Chapitre 47: Le départ de Paméla’
Paméla’, qui avait demandé à son frère de la suivre, alla dans sa chambre en passant par la porte. Arthur’ ne comprenait pas pourquoi sa sœur n’acceptait pas le progrès et l’économie de temps que représentait le fait de prendre le téléporteur du salon pour aller dans sa chambre, au lieu de marcher. Paméla’ appela sa valise qui arriva par son téléporteur et lui dit de prendre tous ses vêtements.
― Tu déménages ? demanda son frère surpris.
― Oui, je pars vivre à Dubaï.
― Quoi ? dans ce pays de retardés qui veulent vivre à l’énergie solaire ?
― Lorsque j’y serai installée tu devrais venir me voir, c’est vraiment très joli et très agréable là-bas. Tu n’imagines pas comme l’air peut-y être pur !
― Mais qu’est-ce que tu vas faire là-bas ?
― Tiens justement, il faudrait que tu me rendes un service.
― Quoi donc ?
― Je voudrais que tu donnes cette lettre à Alberto D’Alino en main propre.
― Tu ne devais pas me passer les messages par téléporteur, et pas en main propre ? demanda Arthur’.
― Si, mais il y a eu un changement de plan, je quitte les Grands Océans.
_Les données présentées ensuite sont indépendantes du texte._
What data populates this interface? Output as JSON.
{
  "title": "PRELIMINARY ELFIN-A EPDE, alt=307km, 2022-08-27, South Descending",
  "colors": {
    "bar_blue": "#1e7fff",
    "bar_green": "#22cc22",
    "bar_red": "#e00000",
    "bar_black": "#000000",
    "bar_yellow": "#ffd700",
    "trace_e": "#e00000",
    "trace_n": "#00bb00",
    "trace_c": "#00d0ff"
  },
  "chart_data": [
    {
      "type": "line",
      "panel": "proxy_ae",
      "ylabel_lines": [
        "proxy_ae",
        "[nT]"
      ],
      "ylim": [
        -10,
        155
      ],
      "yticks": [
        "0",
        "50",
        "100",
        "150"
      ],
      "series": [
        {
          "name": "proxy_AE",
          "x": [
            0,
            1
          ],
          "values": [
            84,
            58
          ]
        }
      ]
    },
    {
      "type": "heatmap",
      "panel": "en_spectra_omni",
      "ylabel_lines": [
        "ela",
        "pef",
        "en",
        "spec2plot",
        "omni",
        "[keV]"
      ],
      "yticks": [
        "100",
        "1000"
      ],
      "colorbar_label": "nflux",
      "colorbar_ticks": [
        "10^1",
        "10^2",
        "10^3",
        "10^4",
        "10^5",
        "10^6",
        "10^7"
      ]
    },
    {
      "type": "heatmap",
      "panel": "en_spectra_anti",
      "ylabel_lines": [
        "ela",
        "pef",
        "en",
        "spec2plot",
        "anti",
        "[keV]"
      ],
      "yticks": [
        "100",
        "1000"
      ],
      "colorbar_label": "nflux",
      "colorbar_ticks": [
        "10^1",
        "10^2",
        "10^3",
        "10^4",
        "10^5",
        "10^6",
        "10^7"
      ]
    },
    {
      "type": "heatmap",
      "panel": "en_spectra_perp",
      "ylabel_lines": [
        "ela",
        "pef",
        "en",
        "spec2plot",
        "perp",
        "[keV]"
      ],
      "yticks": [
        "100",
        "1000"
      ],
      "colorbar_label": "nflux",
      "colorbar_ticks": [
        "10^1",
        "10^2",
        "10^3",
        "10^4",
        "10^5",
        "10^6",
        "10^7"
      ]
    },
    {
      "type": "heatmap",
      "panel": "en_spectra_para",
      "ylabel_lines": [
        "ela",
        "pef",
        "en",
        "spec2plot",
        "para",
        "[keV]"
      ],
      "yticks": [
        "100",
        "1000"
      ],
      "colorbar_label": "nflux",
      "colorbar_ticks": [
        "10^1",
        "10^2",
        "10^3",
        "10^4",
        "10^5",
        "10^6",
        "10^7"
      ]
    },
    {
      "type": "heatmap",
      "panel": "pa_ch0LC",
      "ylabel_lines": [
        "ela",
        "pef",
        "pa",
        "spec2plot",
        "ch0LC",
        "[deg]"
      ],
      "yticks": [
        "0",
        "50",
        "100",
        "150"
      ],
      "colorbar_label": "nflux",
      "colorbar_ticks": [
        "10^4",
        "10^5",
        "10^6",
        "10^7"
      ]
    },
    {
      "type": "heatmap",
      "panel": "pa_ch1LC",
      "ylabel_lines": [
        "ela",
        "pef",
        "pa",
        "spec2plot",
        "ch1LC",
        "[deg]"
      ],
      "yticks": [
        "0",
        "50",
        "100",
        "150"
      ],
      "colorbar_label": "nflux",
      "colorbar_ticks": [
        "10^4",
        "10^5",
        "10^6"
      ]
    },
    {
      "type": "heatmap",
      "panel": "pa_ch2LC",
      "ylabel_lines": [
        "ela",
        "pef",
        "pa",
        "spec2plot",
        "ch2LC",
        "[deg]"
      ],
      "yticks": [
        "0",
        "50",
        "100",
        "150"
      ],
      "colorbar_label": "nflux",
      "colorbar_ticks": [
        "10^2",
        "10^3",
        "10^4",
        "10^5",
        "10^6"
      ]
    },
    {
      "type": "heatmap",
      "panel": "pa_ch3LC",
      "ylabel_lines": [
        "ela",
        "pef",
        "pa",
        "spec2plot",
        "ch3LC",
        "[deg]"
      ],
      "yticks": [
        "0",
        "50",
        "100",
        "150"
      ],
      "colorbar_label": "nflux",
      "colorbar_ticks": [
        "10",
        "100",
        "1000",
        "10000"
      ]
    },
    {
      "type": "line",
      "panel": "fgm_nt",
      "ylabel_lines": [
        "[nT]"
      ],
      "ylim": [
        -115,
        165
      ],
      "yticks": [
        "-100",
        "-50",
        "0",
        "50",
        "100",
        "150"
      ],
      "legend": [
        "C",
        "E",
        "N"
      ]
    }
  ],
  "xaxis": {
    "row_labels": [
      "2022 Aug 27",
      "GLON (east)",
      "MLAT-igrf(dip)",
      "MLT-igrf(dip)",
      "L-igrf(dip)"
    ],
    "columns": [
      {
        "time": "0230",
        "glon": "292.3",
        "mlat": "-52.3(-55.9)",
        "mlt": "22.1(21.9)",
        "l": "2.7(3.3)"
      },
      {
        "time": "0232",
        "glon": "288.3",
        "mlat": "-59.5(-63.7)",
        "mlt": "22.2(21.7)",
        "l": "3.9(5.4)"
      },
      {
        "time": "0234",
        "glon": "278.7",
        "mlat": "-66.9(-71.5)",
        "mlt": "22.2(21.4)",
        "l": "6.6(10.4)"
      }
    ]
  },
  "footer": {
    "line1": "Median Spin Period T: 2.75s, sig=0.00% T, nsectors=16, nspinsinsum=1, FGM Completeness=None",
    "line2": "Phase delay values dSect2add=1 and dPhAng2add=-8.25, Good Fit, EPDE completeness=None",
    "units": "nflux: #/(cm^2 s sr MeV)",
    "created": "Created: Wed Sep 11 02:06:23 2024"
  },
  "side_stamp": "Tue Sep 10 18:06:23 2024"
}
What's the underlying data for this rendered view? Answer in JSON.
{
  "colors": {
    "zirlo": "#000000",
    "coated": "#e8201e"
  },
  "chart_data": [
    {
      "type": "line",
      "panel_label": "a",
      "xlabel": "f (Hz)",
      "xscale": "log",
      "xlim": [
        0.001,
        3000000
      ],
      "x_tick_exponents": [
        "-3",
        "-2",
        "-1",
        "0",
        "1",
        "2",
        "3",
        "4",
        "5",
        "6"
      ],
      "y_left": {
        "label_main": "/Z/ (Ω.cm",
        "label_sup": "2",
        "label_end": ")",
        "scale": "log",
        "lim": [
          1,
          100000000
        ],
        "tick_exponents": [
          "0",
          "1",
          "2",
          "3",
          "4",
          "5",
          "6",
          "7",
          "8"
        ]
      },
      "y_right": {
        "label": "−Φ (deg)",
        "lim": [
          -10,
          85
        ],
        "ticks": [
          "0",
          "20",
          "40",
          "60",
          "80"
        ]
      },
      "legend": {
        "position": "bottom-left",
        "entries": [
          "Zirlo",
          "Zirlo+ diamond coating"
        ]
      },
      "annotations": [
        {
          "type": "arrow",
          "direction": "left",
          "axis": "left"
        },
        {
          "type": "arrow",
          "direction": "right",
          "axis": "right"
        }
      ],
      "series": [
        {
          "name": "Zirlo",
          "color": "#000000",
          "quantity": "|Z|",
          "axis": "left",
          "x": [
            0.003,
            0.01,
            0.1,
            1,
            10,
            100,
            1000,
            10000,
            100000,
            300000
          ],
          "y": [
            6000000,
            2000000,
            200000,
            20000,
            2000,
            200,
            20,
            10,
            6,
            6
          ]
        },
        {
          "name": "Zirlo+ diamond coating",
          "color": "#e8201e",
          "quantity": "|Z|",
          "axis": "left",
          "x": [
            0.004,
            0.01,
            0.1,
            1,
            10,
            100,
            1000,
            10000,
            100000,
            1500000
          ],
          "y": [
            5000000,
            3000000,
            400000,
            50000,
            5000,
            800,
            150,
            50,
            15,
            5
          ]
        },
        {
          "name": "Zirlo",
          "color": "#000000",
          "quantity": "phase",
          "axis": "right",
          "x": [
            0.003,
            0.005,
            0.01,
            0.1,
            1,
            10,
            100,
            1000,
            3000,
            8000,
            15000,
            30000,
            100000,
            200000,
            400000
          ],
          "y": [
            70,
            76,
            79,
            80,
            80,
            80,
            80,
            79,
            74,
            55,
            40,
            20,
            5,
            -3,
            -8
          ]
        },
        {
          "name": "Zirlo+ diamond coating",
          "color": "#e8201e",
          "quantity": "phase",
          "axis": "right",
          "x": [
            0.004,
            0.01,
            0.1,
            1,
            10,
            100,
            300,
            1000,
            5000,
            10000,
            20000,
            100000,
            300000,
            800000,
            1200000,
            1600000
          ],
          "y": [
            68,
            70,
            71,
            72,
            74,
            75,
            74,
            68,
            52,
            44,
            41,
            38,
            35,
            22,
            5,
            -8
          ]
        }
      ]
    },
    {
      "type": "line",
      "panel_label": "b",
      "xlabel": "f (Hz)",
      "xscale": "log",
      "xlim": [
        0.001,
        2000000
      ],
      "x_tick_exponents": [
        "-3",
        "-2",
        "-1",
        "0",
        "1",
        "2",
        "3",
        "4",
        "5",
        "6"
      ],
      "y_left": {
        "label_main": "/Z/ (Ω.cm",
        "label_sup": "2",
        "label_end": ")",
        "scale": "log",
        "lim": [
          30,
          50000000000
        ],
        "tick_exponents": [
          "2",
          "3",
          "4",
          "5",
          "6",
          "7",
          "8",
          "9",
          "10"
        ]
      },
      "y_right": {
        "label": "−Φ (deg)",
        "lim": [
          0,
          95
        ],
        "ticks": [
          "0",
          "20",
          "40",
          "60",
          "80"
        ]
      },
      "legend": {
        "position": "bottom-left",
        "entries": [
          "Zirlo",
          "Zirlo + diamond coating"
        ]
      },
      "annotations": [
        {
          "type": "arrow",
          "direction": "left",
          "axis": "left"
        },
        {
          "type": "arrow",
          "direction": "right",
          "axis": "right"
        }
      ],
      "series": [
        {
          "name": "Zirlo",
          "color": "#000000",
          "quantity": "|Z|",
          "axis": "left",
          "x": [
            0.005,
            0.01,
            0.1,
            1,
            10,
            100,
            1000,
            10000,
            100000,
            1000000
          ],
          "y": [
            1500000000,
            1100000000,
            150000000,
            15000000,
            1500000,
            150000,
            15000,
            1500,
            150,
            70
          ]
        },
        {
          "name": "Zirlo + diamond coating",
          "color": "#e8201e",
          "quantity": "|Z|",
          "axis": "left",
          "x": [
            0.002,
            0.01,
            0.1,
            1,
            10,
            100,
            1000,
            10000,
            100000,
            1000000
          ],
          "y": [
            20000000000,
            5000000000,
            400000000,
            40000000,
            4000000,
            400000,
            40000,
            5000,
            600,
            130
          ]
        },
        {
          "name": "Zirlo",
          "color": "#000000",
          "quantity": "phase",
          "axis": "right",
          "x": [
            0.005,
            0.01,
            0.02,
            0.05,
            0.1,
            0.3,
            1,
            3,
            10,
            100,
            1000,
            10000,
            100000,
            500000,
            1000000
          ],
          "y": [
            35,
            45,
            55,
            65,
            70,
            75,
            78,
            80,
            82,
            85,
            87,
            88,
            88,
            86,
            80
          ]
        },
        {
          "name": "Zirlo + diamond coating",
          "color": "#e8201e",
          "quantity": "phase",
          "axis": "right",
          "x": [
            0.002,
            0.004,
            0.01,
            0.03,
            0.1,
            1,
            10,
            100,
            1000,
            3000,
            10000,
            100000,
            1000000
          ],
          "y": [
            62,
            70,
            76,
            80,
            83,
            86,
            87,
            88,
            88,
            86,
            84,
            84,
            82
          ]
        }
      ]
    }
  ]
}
Ce que tu vas lui remettre est ma lettre de démission.
― Vraiment ? Est-ce que ça veut dire que tu as arrêté d’être contre les téléporteurs ? demanda son frère, si c’est le cas j’invite tout le monde au restaurant ce soir !
― Non je regrette, tu n’inviteras personne, je suis plus que jamais contre les téléporteurs et si je donne ma démission aux Grands Océans, c’est parce que j’ai décidé de rejoindre le Renouveau.
― Quoi ? Mais ça va pas la tête ? qu’est-ce que tu vas faire avec ces tarés ?
― Ils ne sont pas comme les médias les décrivent. Viens me rendre visite dans quelques semaines avec Papa et Maman et vous verrez par vous-même.
― Mais tu ne peux pas faire ça ! dit son frère.
― Si je le peux et je le fais. Je suis libre de mes décisions.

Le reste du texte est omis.